Support pre-authorized code grant

[babisRoutis]

Currently, the issuer supports only the authorization code grant, given that by design it has been implemented as a resource server that is protected by any of the shelf authorization server.

To support pre-authorized code grant, under the above constraints, the following would be needed:

• Protect the issuer with two, possibly different, authorizations servers. One for authorization code grant and another for pre-authorized grant
• Issuer will advertise both authorizations servers, via credential issuer metadata, authorizations_servers claim
• Credential offers, would advertise the use of the first for grant authorization code & the second for pre-authorize code grant
• Credential endpoint would support access_token issued by either authorization server

Implementation
There are two possible ways to implement the above.

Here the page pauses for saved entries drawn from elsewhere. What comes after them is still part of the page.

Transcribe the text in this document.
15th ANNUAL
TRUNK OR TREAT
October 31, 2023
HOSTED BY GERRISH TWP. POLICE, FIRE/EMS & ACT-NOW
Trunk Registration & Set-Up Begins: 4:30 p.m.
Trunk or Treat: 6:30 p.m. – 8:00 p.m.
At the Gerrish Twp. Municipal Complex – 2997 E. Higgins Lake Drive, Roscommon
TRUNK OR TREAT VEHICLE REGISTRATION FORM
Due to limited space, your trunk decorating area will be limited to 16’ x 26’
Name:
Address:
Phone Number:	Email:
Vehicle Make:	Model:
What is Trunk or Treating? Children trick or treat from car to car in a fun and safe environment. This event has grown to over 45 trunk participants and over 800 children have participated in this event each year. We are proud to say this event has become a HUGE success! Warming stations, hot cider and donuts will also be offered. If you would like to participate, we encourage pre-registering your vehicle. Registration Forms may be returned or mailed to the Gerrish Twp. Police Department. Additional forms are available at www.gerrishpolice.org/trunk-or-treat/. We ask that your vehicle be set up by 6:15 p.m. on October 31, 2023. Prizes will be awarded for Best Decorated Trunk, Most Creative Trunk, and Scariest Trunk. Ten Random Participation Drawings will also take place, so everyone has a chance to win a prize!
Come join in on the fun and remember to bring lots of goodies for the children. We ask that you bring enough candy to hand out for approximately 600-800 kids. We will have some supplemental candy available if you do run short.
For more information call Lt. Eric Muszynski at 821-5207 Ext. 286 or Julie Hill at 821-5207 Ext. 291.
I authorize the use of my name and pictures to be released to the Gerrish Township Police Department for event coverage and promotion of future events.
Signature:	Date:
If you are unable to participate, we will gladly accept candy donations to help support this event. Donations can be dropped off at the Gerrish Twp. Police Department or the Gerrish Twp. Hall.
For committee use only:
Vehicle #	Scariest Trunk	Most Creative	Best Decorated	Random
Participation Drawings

1. Create a minimal authorization server, exposing token endpoint and (authorization server) metadata and possibly token introspection endpoint
2. Embed the above into the credential issuer

[dariocast]

Will Pre-Authorized Code Flow be implemented in this Issuer? I studied the python version but I appreciate more the approach using an external authorization server. Under the above preliminary evaluation of needs, do you think will be viable a solution in which the issuer offer a pre-authorized form to insert data required by the credential subject without retrieving data from the authorization server?

[babisRoutis]

Will Pre-Authorized Code Flow be implemented in this Issuer? I studied the python version but I appreciate more the approach using an external authorization server. Under the above preliminary evaluation of needs, do you think will be viable a solution in which the issuer offer a pre-authorized form to insert data required by the credential subject without retrieving data from the authorization server?

Dear @dariocast

The implementation of the Pre-Authorized Code Flow is not currently in the immediate plans/priorities. Keep in mind that especially for HAIP this flow could be removed.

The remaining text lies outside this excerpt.